Shining light on magnetism: controlled magnetic switching with femto-second laser pulses
Eric Fullerton
UC San Diego, Center of Magnetic Recording Research
Abstract:
The possibilities of manipulating magnetization without applied magnetic fields have attracted growing attention over the last fifteen years. The low-power manipulation of magnetization, preferably at ultra-short time scales, has become a fundamental challenge with implications for future magnetic information, memory and storage technologies. I will discuss recent experiments on the optical manipulation of the magnetization of engineered materials and devices using 100 fs optical pulses. We demonstrate that all optical switching can be observed in a broad range of materials and not limited to selected rare-earth transition-metal alloy films as had been previously observed. We observe all optical switching in a variety of engineered materials, including ferrimagnetic alloys, multilayers, heterostructures and rare-earth-free Co-Ir-based synthetic ferrimagnets [1] and most recently observe optical control of ferromagnetic films. The latter discovery can enable breakthroughs for numerous applications since it exploits materials that are currently used in magnetic data storage, memories and logic technologies. In addition, this materials study of all-optical switching offers valuable insight into the underlying mechanisms involved in optical control of magnetism.

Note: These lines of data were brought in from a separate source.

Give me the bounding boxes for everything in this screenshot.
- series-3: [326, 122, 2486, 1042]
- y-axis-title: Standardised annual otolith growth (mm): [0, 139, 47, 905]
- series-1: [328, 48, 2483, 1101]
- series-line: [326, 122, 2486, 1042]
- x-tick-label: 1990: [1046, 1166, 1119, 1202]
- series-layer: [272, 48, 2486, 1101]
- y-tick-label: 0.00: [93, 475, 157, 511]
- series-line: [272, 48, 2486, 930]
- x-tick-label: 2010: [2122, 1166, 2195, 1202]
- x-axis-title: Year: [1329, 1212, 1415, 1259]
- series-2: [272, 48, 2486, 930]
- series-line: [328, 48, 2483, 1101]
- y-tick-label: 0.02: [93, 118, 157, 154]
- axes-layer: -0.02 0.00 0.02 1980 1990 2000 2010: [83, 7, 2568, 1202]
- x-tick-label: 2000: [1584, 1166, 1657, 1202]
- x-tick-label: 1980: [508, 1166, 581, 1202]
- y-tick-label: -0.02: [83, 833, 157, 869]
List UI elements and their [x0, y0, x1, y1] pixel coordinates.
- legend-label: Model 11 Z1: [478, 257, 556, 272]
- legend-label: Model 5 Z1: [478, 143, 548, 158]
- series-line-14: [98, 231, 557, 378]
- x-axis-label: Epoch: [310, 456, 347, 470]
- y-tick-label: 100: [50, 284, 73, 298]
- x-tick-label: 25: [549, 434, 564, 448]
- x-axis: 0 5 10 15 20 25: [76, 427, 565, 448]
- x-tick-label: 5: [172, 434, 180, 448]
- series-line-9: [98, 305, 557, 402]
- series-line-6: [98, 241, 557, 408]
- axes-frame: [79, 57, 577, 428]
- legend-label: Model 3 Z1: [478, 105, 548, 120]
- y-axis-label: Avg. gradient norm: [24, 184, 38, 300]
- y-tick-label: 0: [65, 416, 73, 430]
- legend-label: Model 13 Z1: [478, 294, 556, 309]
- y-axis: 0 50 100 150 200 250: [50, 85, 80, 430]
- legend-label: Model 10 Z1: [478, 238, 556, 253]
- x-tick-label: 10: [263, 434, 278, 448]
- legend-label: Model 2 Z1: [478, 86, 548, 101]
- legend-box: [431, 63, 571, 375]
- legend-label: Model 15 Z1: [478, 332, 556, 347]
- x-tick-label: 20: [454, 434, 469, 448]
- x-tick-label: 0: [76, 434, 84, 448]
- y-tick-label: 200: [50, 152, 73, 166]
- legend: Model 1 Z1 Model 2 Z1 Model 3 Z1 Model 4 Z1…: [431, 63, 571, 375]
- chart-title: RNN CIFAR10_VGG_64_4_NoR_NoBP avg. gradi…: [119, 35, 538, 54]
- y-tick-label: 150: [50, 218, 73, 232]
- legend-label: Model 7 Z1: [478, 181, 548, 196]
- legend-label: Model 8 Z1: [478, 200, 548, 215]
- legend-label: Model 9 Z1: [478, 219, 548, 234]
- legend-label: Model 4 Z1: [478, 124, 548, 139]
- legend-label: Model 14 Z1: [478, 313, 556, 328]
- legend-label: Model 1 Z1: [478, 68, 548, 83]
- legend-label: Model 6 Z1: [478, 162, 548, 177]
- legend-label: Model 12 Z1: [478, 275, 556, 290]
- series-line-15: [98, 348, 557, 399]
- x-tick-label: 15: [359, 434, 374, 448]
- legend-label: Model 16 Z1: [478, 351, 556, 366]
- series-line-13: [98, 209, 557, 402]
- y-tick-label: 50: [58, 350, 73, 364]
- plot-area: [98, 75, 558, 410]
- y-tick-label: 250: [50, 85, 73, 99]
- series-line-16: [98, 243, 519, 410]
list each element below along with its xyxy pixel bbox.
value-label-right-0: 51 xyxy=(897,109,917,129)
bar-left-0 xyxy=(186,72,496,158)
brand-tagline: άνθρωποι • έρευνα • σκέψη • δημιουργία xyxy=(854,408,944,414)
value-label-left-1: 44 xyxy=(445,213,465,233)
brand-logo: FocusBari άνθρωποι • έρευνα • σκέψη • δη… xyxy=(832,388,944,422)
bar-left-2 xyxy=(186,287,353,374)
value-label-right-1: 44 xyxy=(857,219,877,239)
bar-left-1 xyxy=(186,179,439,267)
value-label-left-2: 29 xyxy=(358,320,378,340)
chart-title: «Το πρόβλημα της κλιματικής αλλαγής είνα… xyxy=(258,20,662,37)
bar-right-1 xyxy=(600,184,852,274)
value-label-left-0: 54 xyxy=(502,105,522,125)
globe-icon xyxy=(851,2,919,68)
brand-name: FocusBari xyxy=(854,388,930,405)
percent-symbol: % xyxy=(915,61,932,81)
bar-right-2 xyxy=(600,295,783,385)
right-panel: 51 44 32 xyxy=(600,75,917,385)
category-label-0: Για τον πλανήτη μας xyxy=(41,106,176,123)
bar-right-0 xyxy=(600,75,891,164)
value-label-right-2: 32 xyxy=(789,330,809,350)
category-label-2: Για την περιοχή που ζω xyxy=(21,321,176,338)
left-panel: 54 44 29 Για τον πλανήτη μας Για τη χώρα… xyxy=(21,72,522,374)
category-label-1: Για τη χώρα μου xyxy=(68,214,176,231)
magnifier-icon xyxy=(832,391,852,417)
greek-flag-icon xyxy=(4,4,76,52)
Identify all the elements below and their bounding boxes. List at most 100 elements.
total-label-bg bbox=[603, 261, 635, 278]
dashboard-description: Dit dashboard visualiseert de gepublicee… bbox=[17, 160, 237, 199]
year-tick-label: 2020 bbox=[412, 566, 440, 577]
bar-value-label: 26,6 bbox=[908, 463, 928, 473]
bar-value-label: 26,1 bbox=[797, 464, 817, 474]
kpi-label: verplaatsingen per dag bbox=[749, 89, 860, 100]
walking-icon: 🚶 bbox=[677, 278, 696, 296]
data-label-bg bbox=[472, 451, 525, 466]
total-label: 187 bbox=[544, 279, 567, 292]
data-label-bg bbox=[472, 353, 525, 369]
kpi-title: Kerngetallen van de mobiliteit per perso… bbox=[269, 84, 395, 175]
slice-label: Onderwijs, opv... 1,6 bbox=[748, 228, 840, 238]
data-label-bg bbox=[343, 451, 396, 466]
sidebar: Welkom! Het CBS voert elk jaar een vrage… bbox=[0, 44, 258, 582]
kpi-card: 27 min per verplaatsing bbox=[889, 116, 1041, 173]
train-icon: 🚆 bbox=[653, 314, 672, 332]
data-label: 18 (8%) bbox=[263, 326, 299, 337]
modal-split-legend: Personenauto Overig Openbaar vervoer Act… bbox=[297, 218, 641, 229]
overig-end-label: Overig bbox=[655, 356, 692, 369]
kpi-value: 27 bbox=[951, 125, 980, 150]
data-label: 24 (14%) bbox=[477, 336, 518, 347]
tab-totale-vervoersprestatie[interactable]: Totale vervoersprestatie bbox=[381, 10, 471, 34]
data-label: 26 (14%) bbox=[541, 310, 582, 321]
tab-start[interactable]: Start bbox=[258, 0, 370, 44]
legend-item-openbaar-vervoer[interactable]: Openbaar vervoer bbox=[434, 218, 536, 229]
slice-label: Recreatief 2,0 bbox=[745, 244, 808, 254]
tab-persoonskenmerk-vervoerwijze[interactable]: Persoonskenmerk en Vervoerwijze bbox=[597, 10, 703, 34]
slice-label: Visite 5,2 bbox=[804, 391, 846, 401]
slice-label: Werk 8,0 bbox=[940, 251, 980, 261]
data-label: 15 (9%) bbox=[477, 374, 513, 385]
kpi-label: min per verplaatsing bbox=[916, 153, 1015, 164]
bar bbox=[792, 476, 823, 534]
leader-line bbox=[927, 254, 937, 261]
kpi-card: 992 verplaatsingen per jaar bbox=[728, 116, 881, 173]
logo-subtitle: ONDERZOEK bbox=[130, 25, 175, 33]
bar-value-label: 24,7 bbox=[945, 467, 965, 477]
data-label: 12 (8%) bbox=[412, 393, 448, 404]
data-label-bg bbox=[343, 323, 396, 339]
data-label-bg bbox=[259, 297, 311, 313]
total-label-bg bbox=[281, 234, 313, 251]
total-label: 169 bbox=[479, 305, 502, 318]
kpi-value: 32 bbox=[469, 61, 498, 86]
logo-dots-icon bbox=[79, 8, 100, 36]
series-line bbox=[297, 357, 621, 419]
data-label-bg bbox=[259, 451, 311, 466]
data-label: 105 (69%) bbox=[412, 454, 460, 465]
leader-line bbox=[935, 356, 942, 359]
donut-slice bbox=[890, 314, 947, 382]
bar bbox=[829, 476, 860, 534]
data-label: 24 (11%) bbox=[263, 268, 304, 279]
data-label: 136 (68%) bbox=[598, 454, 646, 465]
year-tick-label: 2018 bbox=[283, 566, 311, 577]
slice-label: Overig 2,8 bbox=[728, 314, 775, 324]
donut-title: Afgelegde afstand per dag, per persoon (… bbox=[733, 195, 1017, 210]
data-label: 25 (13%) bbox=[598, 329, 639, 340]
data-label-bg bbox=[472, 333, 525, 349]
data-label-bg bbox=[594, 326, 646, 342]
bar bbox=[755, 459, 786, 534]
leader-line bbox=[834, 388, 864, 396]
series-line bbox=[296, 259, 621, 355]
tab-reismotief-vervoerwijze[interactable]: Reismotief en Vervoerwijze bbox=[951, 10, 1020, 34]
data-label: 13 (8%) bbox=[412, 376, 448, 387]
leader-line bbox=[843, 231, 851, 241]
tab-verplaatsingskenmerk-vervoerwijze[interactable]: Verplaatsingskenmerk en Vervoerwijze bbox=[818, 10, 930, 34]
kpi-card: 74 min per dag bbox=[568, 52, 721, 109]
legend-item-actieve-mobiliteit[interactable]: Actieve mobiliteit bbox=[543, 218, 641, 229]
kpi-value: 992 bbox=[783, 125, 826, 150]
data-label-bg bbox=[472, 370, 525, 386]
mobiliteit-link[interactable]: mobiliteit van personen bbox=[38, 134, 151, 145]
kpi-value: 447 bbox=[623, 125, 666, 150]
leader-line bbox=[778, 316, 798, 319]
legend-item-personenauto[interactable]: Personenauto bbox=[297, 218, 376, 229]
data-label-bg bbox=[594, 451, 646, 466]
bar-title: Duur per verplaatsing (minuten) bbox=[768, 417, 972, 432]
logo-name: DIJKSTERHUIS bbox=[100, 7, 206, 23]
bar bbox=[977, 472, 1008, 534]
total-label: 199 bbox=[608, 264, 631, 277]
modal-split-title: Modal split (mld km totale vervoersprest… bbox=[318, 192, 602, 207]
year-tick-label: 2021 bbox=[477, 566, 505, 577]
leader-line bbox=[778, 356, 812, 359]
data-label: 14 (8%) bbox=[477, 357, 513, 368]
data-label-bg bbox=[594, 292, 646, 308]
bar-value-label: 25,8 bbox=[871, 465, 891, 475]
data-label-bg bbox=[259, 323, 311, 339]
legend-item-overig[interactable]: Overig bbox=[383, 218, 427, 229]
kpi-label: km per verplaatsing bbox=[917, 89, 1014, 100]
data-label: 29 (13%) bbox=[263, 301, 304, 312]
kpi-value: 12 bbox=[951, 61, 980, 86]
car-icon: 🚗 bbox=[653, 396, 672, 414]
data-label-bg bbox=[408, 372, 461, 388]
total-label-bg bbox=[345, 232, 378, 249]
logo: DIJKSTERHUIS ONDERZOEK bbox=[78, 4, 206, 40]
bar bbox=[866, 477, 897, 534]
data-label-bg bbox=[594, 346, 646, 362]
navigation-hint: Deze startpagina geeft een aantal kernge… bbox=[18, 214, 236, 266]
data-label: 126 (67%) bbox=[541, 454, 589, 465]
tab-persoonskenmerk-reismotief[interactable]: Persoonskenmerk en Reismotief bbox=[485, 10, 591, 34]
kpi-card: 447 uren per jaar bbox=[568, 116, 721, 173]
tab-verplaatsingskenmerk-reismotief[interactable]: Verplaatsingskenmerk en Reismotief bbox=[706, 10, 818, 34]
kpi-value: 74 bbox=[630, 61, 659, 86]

This work is supported, in part, by the Advanced Storage Technology Consortium and the ONR MURI program and is in collaboration with M. Gottwald, C.-H. Lambert, R. Tolley, V. Uhlir, and Y. Fainman at UCSD, S. Alebrand, D. Steil, M. Cinchetti and M. Aeschlimann at University of Kaiserslautern, and M. Hehn, D. Lacour and S. Mangin at Université de Lorraine.
[1]. Mangin et al., Nature Materials 13, 286–292, (2014).
Biosketch:
Eric Fullerton is a Professor in the Departments of Electrical and Computer Engineering and NanoEngineering and is an Endowed Chair and Director of the Center of Magnetic Recording Research. He received his B.Sc. in Physics from Harvey Mudd College in 1984 and his Ph.D. in Physics from UC San Diego in 1991. Previous to joining UC San Diego he held research positions at Argonne National Laboratory, the IBM Almaden Research Center and Hitachi Global Storage Technologies. His current research focuses the synthesis and characterization of magnetic nanostructures, both as a probe of materials in reduced dimensions and for the development of novel magnetic storage technologies. He has co-authored 260 journal articles, been issued 51 US patents and is a Fellow of the American Physical Society and the IEEE.